The Book Meme Challenge: Favorite book from your childhood
While at college, I occasionally dropped in on The Narnians, a group of ladies who gathered in Whitley on Friday evenings to read books aloud while drinking tea and eating biscuits (or scones, or cheese, or the like). They started, obviously, with the Chronicles of Narnia; but having finished all seven by the end of their freshman year, they moved on to other books: The Hobbit, House at Pooh Corner, possibly The Wind in the Willows, that sort of thing.
Then came the days during my junior year when someone pulled out David and Karen Mains’ books Tales of the Kingdom, Tales of the Resistance, and Tales of the Restoration.
Oddly enough, it wasn’t the first time these books came up at Hillsdale. I recall spending a goodly portion of a McIntyre-Niedfeldt barbecue sitting with my friend Jackie and our new friend Matthew. Most unfortunately for Jackie, I had trouble shutting up because Matthew and I had gotten onto books – those from childhood, those read for school, and whatever lay in between. Somehow Tales of the Kingdom and Tales of the Resistance came up. I lent them to Matthew at the earliest opportunity.
Imagine my dismay when, some days later, he handed them back saying they were too allegorical for his taste! “Hero, Caretaker, and Mercy? If their names didn’t correspond so closely to them, I think I would have liked it more. As it is, I can’t see them as characters with personality.”

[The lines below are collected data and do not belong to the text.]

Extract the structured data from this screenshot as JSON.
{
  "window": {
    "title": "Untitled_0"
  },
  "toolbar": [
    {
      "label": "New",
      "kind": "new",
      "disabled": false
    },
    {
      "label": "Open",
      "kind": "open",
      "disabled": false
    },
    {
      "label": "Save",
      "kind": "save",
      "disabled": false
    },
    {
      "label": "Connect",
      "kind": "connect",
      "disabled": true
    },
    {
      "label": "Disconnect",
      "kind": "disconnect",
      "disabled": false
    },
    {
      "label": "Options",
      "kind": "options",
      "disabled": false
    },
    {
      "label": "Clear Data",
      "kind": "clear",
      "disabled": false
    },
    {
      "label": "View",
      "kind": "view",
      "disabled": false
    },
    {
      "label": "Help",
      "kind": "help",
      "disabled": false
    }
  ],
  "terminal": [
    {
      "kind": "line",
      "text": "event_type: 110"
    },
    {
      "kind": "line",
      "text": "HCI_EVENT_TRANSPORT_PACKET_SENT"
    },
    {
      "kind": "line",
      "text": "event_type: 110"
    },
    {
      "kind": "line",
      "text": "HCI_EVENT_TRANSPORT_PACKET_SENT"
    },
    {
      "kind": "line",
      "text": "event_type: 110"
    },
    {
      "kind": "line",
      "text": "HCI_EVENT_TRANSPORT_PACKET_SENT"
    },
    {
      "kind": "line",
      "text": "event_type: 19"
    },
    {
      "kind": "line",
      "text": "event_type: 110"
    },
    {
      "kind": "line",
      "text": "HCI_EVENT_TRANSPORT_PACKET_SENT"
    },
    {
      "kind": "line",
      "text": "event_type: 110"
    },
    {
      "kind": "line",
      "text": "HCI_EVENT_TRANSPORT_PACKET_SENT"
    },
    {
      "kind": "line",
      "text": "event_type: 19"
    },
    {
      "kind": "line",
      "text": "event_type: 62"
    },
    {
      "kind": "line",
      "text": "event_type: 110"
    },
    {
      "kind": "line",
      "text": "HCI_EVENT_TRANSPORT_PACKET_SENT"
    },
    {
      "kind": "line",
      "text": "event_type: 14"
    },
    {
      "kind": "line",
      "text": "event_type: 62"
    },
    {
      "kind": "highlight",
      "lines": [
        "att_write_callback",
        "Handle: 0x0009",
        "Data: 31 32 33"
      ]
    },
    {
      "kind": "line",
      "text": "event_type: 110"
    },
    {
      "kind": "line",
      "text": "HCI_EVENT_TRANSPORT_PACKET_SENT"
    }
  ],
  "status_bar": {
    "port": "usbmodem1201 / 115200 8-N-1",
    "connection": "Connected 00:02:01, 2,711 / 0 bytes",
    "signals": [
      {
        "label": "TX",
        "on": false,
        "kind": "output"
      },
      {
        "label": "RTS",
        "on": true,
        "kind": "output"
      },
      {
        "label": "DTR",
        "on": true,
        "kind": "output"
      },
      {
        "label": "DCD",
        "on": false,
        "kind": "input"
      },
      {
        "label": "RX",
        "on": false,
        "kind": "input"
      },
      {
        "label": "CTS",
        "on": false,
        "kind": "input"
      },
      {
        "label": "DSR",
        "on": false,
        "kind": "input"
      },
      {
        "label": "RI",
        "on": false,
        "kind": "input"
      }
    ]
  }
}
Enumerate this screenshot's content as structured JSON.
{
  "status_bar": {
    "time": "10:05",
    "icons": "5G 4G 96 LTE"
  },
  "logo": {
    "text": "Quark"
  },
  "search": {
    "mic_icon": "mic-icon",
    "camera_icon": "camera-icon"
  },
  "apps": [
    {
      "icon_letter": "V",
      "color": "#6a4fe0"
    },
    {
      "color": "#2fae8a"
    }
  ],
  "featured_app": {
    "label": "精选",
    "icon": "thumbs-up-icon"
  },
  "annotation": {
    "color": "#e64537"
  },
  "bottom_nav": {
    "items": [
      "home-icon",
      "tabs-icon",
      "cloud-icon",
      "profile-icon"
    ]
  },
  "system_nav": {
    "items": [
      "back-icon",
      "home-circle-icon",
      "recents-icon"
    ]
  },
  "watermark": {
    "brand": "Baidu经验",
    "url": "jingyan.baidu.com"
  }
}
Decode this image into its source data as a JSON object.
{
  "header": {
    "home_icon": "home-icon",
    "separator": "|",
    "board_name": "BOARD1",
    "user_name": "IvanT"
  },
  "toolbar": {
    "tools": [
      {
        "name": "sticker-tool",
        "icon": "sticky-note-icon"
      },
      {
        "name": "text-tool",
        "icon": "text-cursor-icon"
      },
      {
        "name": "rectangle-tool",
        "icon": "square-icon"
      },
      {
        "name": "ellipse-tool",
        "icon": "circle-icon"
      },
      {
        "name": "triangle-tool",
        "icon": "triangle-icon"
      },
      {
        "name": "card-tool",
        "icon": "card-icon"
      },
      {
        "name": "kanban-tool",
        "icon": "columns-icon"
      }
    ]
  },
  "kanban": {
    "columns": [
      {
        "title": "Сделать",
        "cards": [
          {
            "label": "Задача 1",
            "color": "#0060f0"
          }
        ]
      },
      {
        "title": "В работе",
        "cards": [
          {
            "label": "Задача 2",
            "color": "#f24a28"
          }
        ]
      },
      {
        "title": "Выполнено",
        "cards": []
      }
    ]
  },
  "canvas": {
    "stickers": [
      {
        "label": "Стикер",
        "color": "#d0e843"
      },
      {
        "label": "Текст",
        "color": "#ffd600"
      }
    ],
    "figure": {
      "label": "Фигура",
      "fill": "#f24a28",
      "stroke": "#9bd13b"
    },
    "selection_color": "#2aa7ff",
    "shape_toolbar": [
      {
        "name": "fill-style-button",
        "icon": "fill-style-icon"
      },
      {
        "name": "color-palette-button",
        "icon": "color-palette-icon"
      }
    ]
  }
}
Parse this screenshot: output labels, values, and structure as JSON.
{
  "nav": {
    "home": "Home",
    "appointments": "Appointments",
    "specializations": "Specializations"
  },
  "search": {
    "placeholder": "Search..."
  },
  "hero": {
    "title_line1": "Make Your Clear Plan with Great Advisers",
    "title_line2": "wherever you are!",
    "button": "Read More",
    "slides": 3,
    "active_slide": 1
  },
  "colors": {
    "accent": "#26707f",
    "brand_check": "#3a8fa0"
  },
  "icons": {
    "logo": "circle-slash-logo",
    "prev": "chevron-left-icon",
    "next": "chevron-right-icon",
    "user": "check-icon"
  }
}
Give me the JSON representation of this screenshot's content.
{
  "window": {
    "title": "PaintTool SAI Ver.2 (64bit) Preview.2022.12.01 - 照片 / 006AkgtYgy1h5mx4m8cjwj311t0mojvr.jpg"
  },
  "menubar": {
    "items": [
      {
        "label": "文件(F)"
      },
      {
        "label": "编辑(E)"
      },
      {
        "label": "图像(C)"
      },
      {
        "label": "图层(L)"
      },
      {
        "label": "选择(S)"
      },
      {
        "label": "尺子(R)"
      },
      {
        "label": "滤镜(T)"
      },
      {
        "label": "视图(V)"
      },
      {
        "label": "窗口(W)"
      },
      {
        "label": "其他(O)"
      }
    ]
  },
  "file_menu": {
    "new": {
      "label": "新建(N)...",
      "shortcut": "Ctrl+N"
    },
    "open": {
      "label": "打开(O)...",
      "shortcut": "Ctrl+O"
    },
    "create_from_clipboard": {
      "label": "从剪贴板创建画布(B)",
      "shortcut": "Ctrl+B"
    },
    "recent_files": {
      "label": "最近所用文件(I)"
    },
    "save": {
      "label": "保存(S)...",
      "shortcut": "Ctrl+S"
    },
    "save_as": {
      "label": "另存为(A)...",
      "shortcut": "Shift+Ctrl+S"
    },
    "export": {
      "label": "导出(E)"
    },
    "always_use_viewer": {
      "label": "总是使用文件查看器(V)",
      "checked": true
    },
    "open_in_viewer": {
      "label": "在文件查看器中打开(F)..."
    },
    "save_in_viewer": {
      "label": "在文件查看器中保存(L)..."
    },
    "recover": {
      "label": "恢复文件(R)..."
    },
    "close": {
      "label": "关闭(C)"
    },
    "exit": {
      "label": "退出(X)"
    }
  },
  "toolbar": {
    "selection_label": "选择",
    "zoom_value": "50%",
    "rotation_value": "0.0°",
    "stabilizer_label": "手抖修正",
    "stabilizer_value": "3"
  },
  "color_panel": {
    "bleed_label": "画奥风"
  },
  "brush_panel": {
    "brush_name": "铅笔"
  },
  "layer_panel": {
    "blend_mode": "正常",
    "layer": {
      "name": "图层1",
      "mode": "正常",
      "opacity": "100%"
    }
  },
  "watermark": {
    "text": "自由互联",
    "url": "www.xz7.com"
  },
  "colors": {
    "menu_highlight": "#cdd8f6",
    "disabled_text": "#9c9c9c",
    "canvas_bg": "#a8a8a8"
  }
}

I took my books back, and reread them, wondering how I’d failed to notice something so awful…and concluded that (with all due love and respect for Matthew) he had read them all the wrong way. So please avoid the Tales when you are in Deep Critical Thought and Analysis mode. Not that they cannot be analyzed, but I reckon you will miss the sounds and smells of Enchanted City, the wonder of the silent gate welcoming all who hunt, the destructiveness of the Enchanter’s flames and the joy of the Great Celebration. You will fail to be moved by the girl called Dirty, or Sighting Day, or what happens when a Ranger deviates from his duty, or what happens when you let a little dragon grow into a big dragon.
And what is worse, you’d miss Hero’s return to Enchanted City, and the story of how the King saved the children from the sewers, and taught the playgoers the best story of all, and how the heralds learned to speak, and how the carnival daughter was led out of madness. You’d miss the terrible scene at Burning Place and the flames of the Great Dance!
How goes the world?
The world goes not well.
But the Kingdom comes!
[The more attentive will notice that I never gave Matthew Tales of the Restoration. That is because I did not own it and in fact had never heard of it prior to hearing the tales amidst the Narnians. After hearing a few – something about ladies doing deep-knee bends and Oka the opera singer making everyone fat – I wondered if my parents hadn’t chucked it on account of it being much worse than the other two, or perhaps because it hinted at millennialism. The First Council of Narnia declared it not-canon (more, I think, because we didn’t want Hero to end up with Thespia than because it lacked literary or theological merit).]